経団連は5月23日、東京・大手町の経団連会館で、フアン・カルロス・ベイカー・メキシコ経済省貿易担当副大臣を来賓に迎え、国際協力銀行(JBIC)の協力のもと駐日メキシコ大使館、メキシコ経済省とともに、メキシコ経済セミナーを開催、65名が出席した。
冒頭あいさつしたカルロス・アルマーダ駐日メキシコ大使は、日本企業は先行きが不透明な状況下においてもメキシコへの投資を続け、最新の進出社数が1111社に達したことに感謝の意を示すとともに、メキシコがアジア太平洋の国々との関係を強化するなかでも、日本が最も重要で信頼できるパートナーであると強調した。

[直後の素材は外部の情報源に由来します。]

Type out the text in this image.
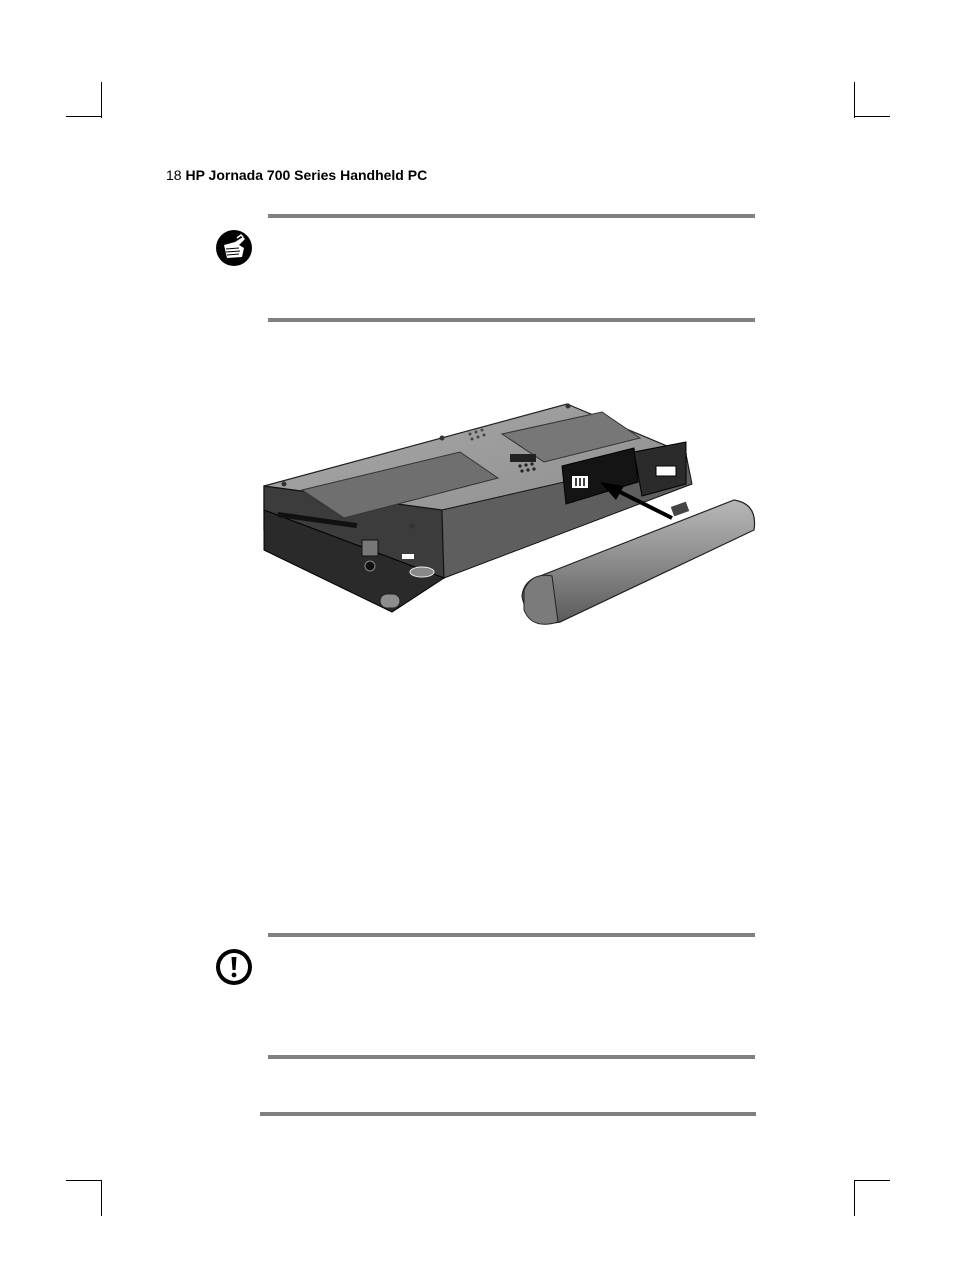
18 HP Jornada 700 Series Handheld PC
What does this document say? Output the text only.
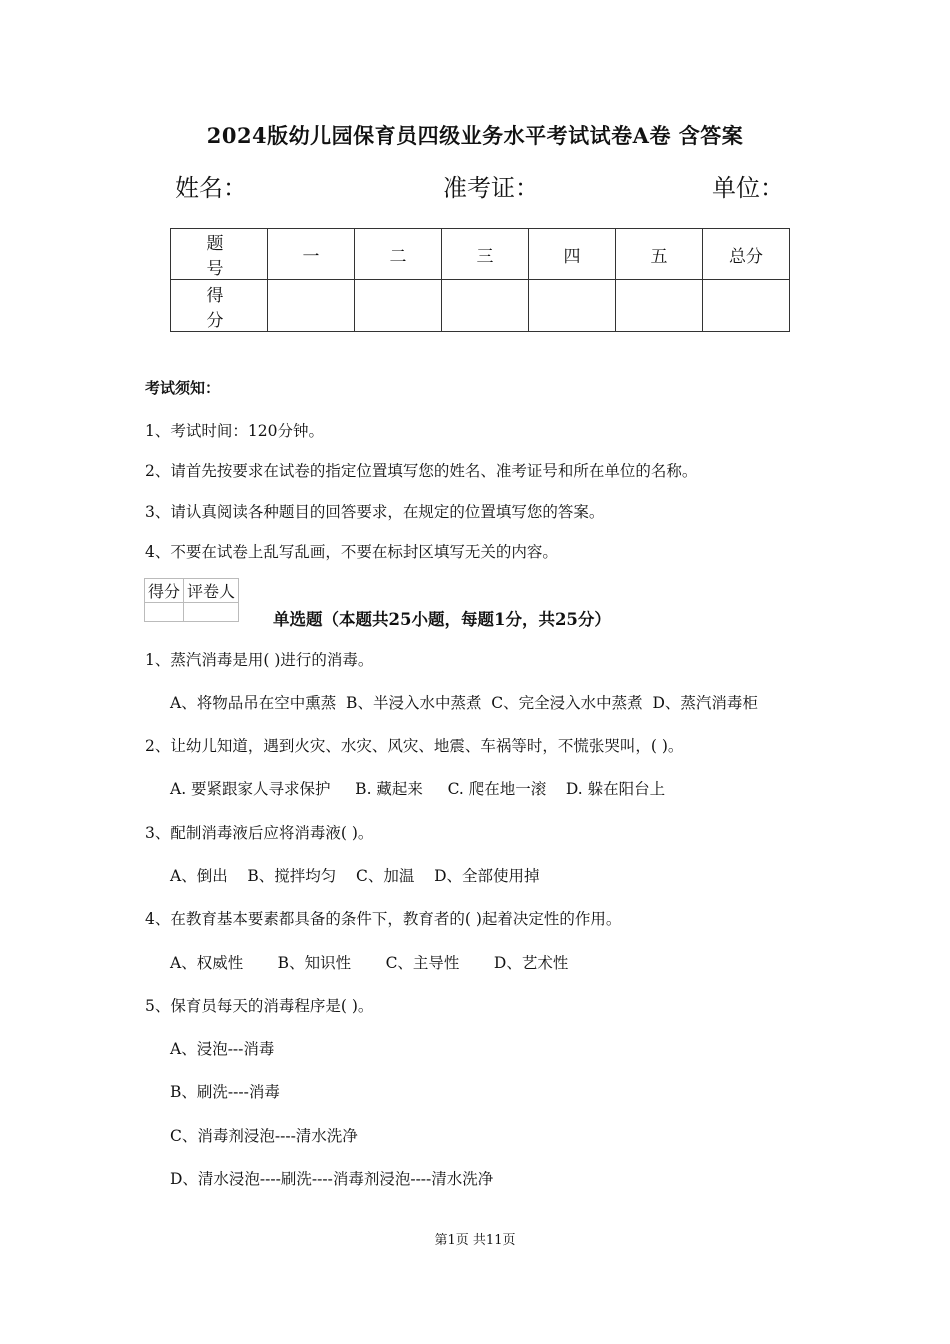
2024版幼儿园保育员四级业务水平考试试卷A卷 含答案
姓名：	准考证：	单位：
题 号	一	二	三	四	五	总分
得 分						
考试须知：
1、考试时间：120分钟。
2、请首先按要求在试卷的指定位置填写您的姓名、准考证号和所在单位的名称。
3、请认真阅读各种题目的回答要求，在规定的位置填写您的答案。
4、不要在试卷上乱写乱画，不要在标封区填写无关的内容。
得分	评卷人

单选题（本题共25小题，每题1分，共25分）
1、蒸汽消毒是用( )进行的消毒。
A、将物品吊在空中熏蒸  B、半浸入水中蒸煮  C、完全浸入水中蒸煮  D、蒸汽消毒柜
2、让幼儿知道，遇到火灾、水灾、风灾、地震、车祸等时，不慌张哭叫，( )。
A. 要紧跟家人寻求保护     B. 藏起来     C. 爬在地一滚    D. 躲在阳台上
3、配制消毒液后应将消毒液( )。
A、倒出    B、搅拌均匀    C、加温    D、全部使用掉
4、在教育基本要素都具备的条件下，教育者的( )起着决定性的作用。
A、权威性       B、知识性       C、主导性       D、艺术性
5、保育员每天的消毒程序是( )。
A、浸泡---消毒
B、刷洗----消毒
C、消毒剂浸泡----清水洗净
D、清水浸泡----刷洗----消毒剂浸泡----清水洗净
第1页 共11页
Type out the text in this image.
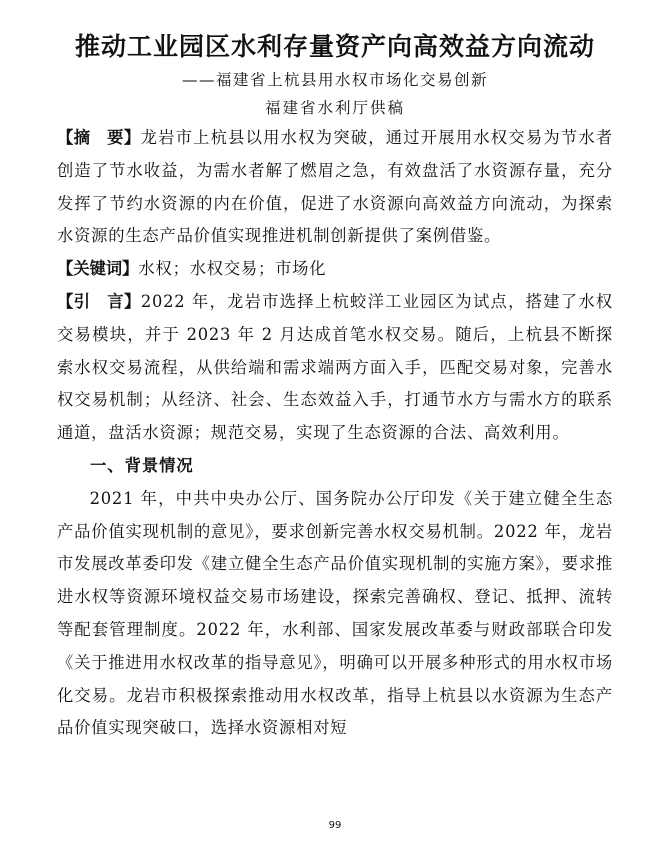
推动工业园区水利存量资产向高效益方向流动
——福建省上杭县用水权市场化交易创新
福建省水利厅供稿

【摘　要】龙岩市上杭县以用水权为突破，通过开展用水权交易为节水者创造了节水收益，为需水者解了燃眉之急，有效盘活了水资源存量，充分发挥了节约水资源的内在价值，促进了水资源向高效益方向流动，为探索水资源的生态产品价值实现推进机制创新提供了案例借鉴。

【关键词】水权；水权交易；市场化

【引　言】2022 年，龙岩市选择上杭蛟洋工业园区为试点，搭建了水权交易模块，并于 2023 年 2 月达成首笔水权交易。随后，上杭县不断探索水权交易流程，从供给端和需求端两方面入手，匹配交易对象，完善水权交易机制；从经济、社会、生态效益入手，打通节水方与需水方的联系通道，盘活水资源；规范交易，实现了生态资源的合法、高效利用。

一、背景情况

2021 年，中共中央办公厅、国务院办公厅印发《关于建立健全生态产品价值实现机制的意见》，要求创新完善水权交易机制。2022 年，龙岩市发展改革委印发《建立健全生态产品价值实现机制的实施方案》，要求推进水权等资源环境权益交易市场建设，探索完善确权、登记、抵押、流转等配套管理制度。2022 年，水利部、国家发展改革委与财政部联合印发《关于推进用水权改革的指导意见》，明确可以开展多种形式的用水权市场化交易。龙岩市积极探索推动用水权改革，指导上杭县以水资源为生态产品价值实现突破口，选择水资源相对短

99
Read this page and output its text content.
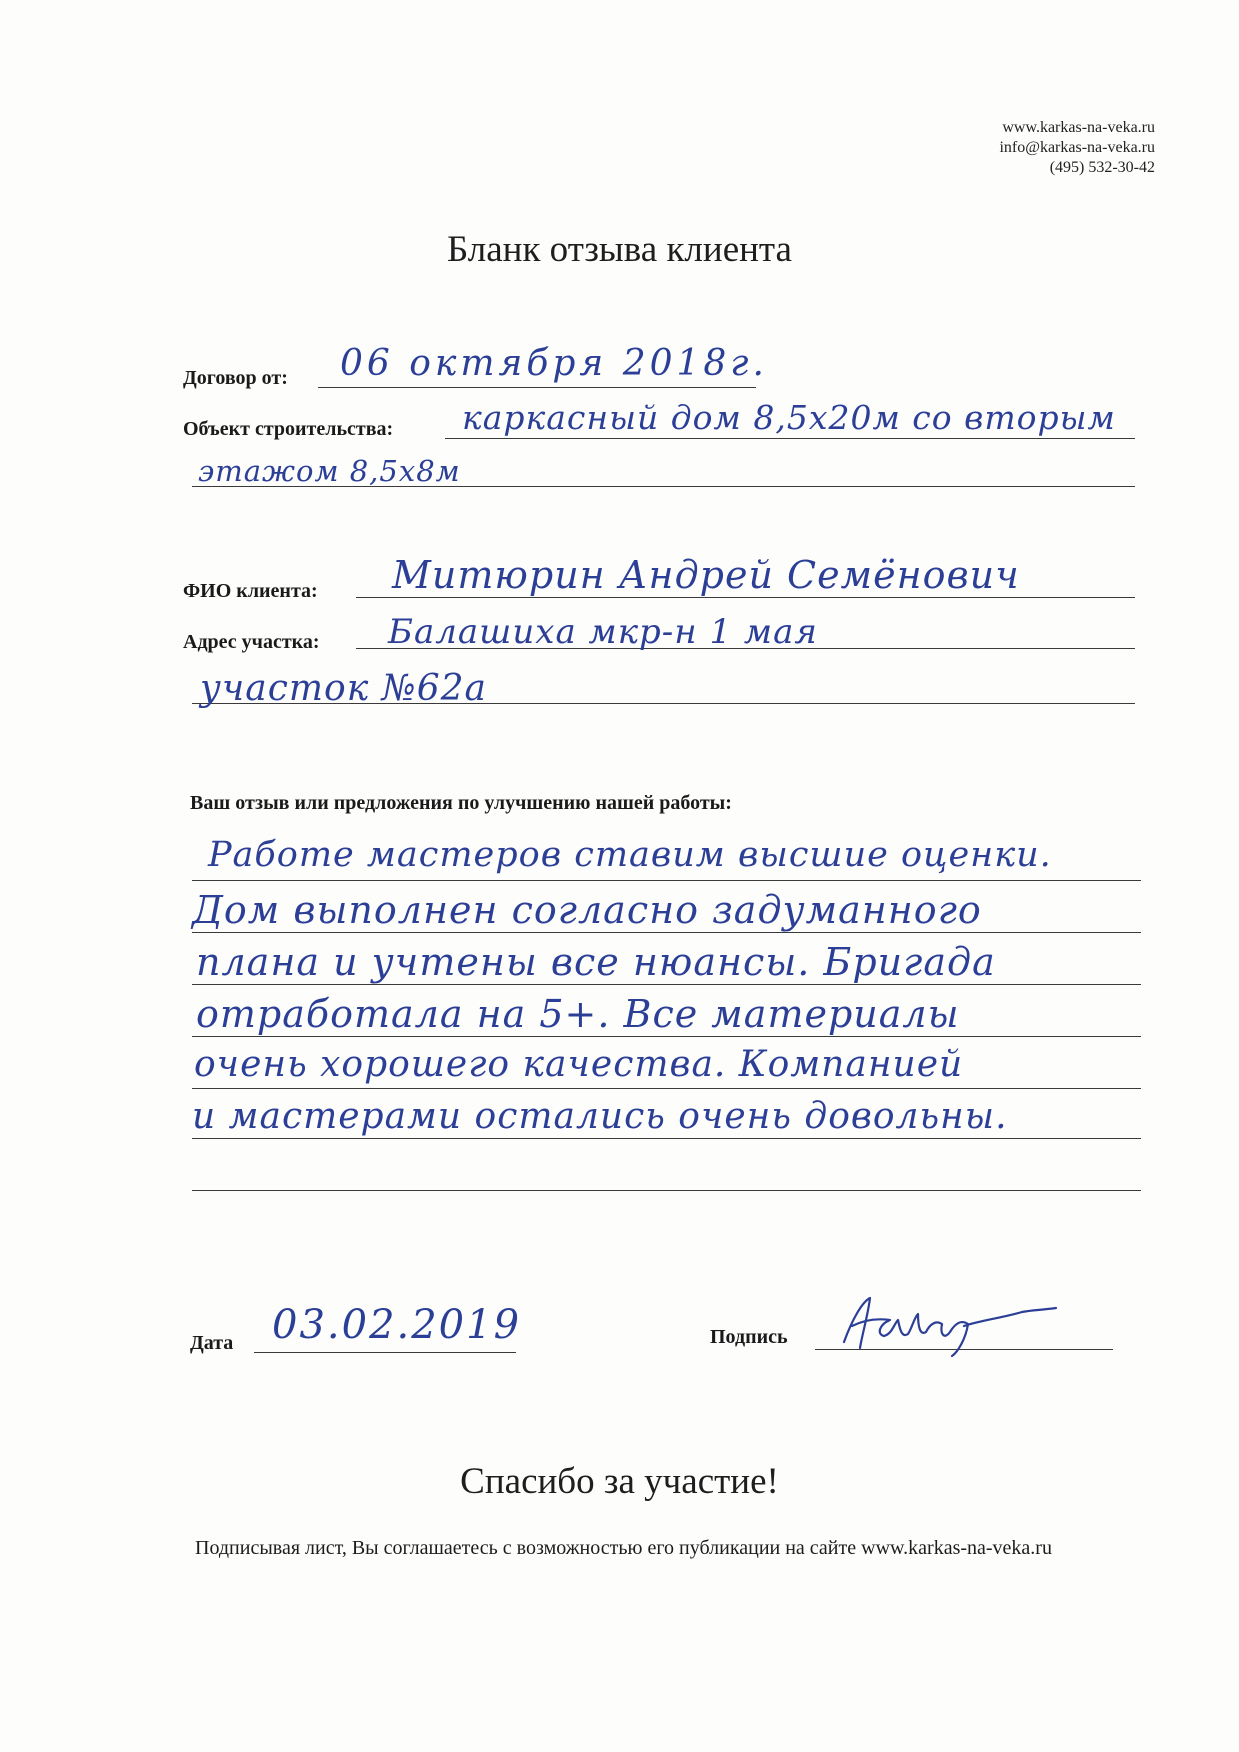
www.karkas-na-veka.ru
info@karkas-na-veka.ru
(495) 532-30-42
Бланк отзыва клиента
Договор от: 06 октября 2018г.
Объект строительства: каркасный дом 8,5х20м со вторым
этажом 8,5х8м
ФИО клиента: Митюрин Андрей Семёнович
Адрес участка: Балашиха мкр-н 1 мая
участок №62а
Ваш отзыв или предложения по улучшению нашей работы:
Работе мастеров ставим высшие оценки.
Дом выполнен согласно задуманного
плана и учтены все нюансы. Бригада
отработала на 5+. Все материалы
очень хорошего качества. Компанией
и мастерами остались очень довольны.
Дата 03.02.2019	Подпись
Спасибо за участие!
Подписывая лист, Вы соглашаетесь с возможностью его публикации на сайте www.karkas-na-veka.ru
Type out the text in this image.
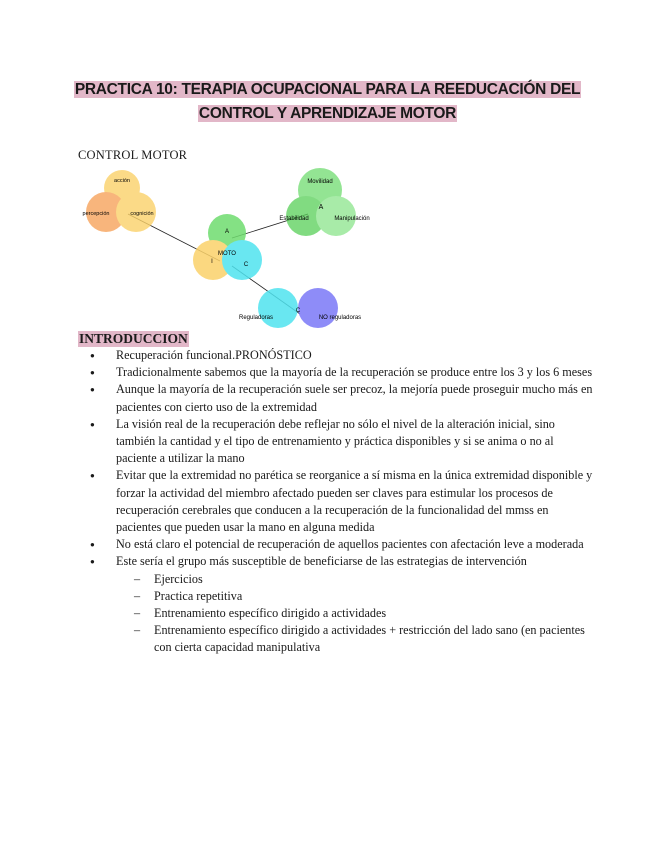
PRACTICA 10: TERAPIA OCUPACIONAL PARA LA REEDUCACIÓN DEL
CONTROL Y APRENDIZAJE MOTOR
CONTROL MOTOR
acción
percepción	cognición
Movilidad
A
Estabilidad	Manipulación
A
MOTO
I	C
C
Reguladoras	NO reguladoras
INTRODUCCION
● Recuperación funcional.PRONÓSTICO
● Tradicionalmente sabemos que la mayoría de la recuperación se produce entre los 3 y los 6 meses
● Aunque la mayoría de la recuperación suele ser precoz, la mejoría puede proseguir mucho más en pacientes con cierto uso de la extremidad
● La visión real de la recuperación debe reflejar no sólo el nivel de la alteración inicial, sino también la cantidad y el tipo de entrenamiento y práctica disponibles y si se anima o no al paciente a utilizar la mano
● Evitar que la extremidad no parética se reorganice a sí misma en la única extremidad disponible y forzar la actividad del miembro afectado pueden ser claves para estimular los procesos de recuperación cerebrales que conducen a la recuperación de la funcionalidad del mmss en pacientes que pueden usar la mano en alguna medida
● No está claro el potencial de recuperación de aquellos pacientes con afectación leve a moderada
● Este sería el grupo más susceptible de beneficiarse de las estrategias de intervención
– Ejercicios
– Practica repetitiva
– Entrenamiento específico dirigido a actividades
– Entrenamiento específico dirigido a actividades + restricción del lado sano (en pacientes con cierta capacidad manipulativa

続いて、ベイカー副大臣が、メキシコをめぐる自由貿易協定の現状と先行きについて、次のとおり説明を行った。
■ 北米
北米自由貿易協定(NAFTA)はメキシコ経済の成功要因だったとしつつも、1994年の協定締結時には存在しなかったeコマースや中小企業といった新しいトピックがあると指摘。8月下旬をめどに始まるアメリカ、カナダとの交渉を通じて近代化を図るとの意向を明らかにした。
■ 南米
コロンビア・チリ・ペルーとの間で締結している太平洋同盟では、関税の引き下げだけでなく、株式市場等の統合や中小企業支援、労働者の質の向上も推し進めた点が重要だと強調した。また、ポテンシャルの高いアルゼンチンやブラジルとの貿易拡大を目指す方針も示した。
■ アジア太平洋
TPP(環太平洋パートナーシップ協定)からアメリカが離脱することが示されて以降、検討が進められているTPP11は、ベトナムやマレーシア、シンガポールといったアジアの国々を統合するという意味において意義深く、TPPの目標を実現したいとした。さらにスタンダードを引き下げないという条件であれば、タイやフィリピン、韓国といった国々の参加にもオープンであると述べた。
■ 欧州
欧州とは、南北アメリカを除いては初となる貿易協定を2000年に結んでおり、マーケットアクセスが厳しく制限されている農産物等の分野で、アップグレードの余地があるとの見解を示した。
■ 国内改革
憲法改正によってエネルギー、電気通信、運輸等の分野で内外の民間資本の受け入れが可能となったことでは、開放的な通商政策との補完性の高さを背景に、外国直接投資額の拡大や投資の質的向上につながっており、手続きの簡素化等のビジネス環境整備を今後も継続するとの意向を表明した。